Ça n’en finit pas. Nombreux sont les plans dont on aurait pu dire qu’ils étaient les derniers mais non. Il faut fermer tous les arcs. Il faut boucler tous les thèmes, quitte à se montrer redondant ; quitte à s’étendre inutilement…


…Je pense notamment à tout cet arc avec Tobey McGuire dans le « trou du cul » de Los Angeles qui est pour moi clairement la scène qui saborde le plus le rythme de l’ensemble…


…Un film qui n’en finit pas non plus faute aussi à des démonstrations parfois franchement balourdes…


Pour ma part je retiendrais notamment toute cette scène du diner mondain qui n’en finit pas ainsi que ce triste montage final rendant hommage pêle-mêle aux Melies, Kubrick et Cameron. Plus « appel du pied » que ça tu meurs. Ça fait vraiment « on n’oublie personne pour satisfaire tout le monde ».

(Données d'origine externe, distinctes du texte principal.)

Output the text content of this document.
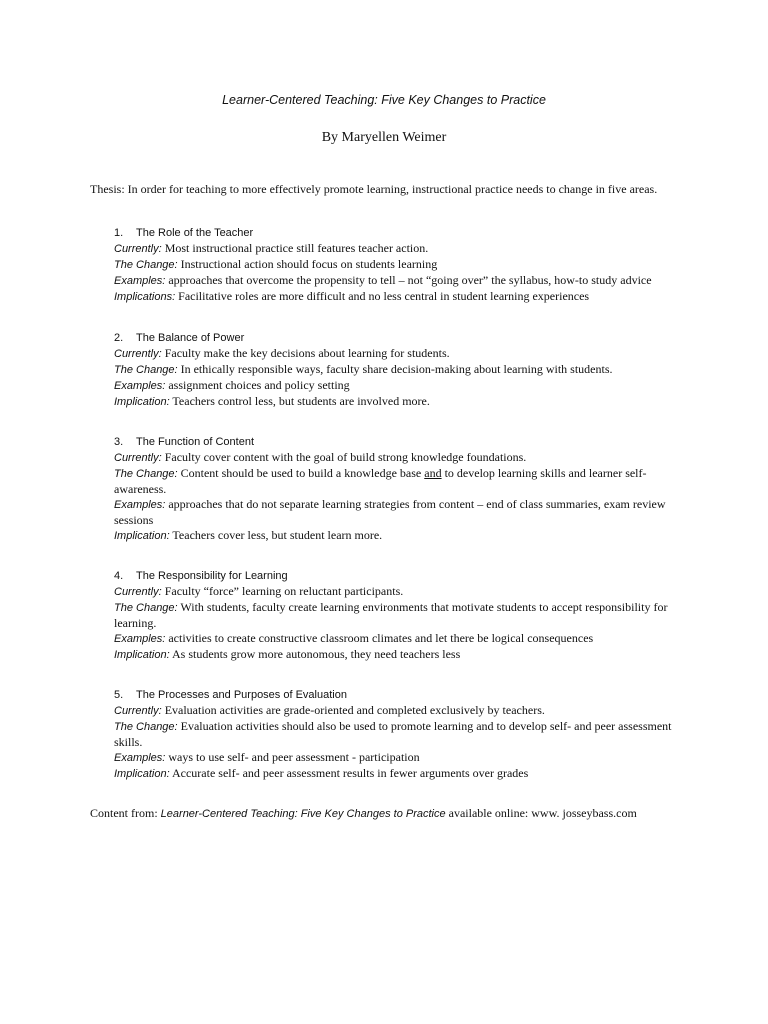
Learner-Centered Teaching: Five Key Changes to Practice
By Maryellen Weimer
Thesis: In order for teaching to more effectively promote learning, instructional practice needs to change in five areas.
1. The Role of the Teacher
Currently: Most instructional practice still features teacher action.
The Change: Instructional action should focus on students learning
Examples: approaches that overcome the propensity to tell – not “going over” the syllabus, how-to study advice
Implications: Facilitative roles are more difficult and no less central in student learning experiences
2. The Balance of Power
Currently: Faculty make the key decisions about learning for students.
The Change: In ethically responsible ways, faculty share decision-making about learning with students.
Examples: assignment choices and policy setting
Implication: Teachers control less, but students are involved more.
3. The Function of Content
Currently: Faculty cover content with the goal of build strong knowledge foundations.
The Change: Content should be used to build a knowledge base and to develop learning skills and learner self-awareness.
Examples: approaches that do not separate learning strategies from content – end of class summaries, exam review sessions
Implication: Teachers cover less, but student learn more.
4. The Responsibility for Learning
Currently: Faculty “force” learning on reluctant participants.
The Change: With students, faculty create learning environments that motivate students to accept responsibility for learning.
Examples: activities to create constructive classroom climates and let there be logical consequences
Implication: As students grow more autonomous, they need teachers less
5. The Processes and Purposes of Evaluation
Currently: Evaluation activities are grade-oriented and completed exclusively by teachers.
The Change: Evaluation activities should also be used to promote learning and to develop self- and peer assessment skills.
Examples: ways to use self- and peer assessment - participation
Implication: Accurate self- and peer assessment results in fewer arguments over grades
Content from: Learner-Centered Teaching: Five Key Changes to Practice available online: www. josseybass.com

Bref, désolé d’avoir à jouer à nouveau les rabat-joies de service, mais moi ça me rend vraiment triste tout ça.
Ça me rend triste parce que, malgré tous les reproches que je viens de formuler, je ne retire absolument rien de ce que j’affirmais en ce début de critique : Chazelle reste bien pour moi un virtuose et ce Babylon n’en demeure pas moins une très belle pièce de cinéma.
Globalement, j’ai vraiment apprécié voir Babylon. Et même si de nombreux moments m’ont paru balourds ou superflus, je ne peux retirer qu’à côté de ça ce film parvient à offrir de vrais instants de grâce.


Pour ma part, je trouve que c’est en traitant le personnage de Jack Conrad que le film sait se montrer le meilleur : cet instant de suspension perdu en plein désert durant lequel il saisit soudainement l’instant ; cette déchéance qu’il finit par acter et accepter ; ou bien encore (et surtout) la scène de son suicide. Elle est posée ; elle sait installer l’évidence et parvient à présenter cette sortie comme logique plus que tragique.



Donc non, je ne vais clairement pas bouder mon plaisir face à un film aussi généreux, pas plus que je n’entends renier la grande force de certains de ses moments, de ce qu’ils apportent au cinéma ; voire de ce qu’ils nous apportent à nous, spectateurs cinéphiles…
…Mais d’un autre côté – et celles et ceux qui me connaissent ne s’en étonneront certainement pas – je ne saurais m’empêcher de rager du fait qu’on soit passé à côté du brillant chef d’œuvre qu’aurait pu être ce Babylon ; brillant chef d’œuvre qui aurait pu voir le jour si son auteur avait su davantage se départir de considérations plus égotiques qu’artistiques.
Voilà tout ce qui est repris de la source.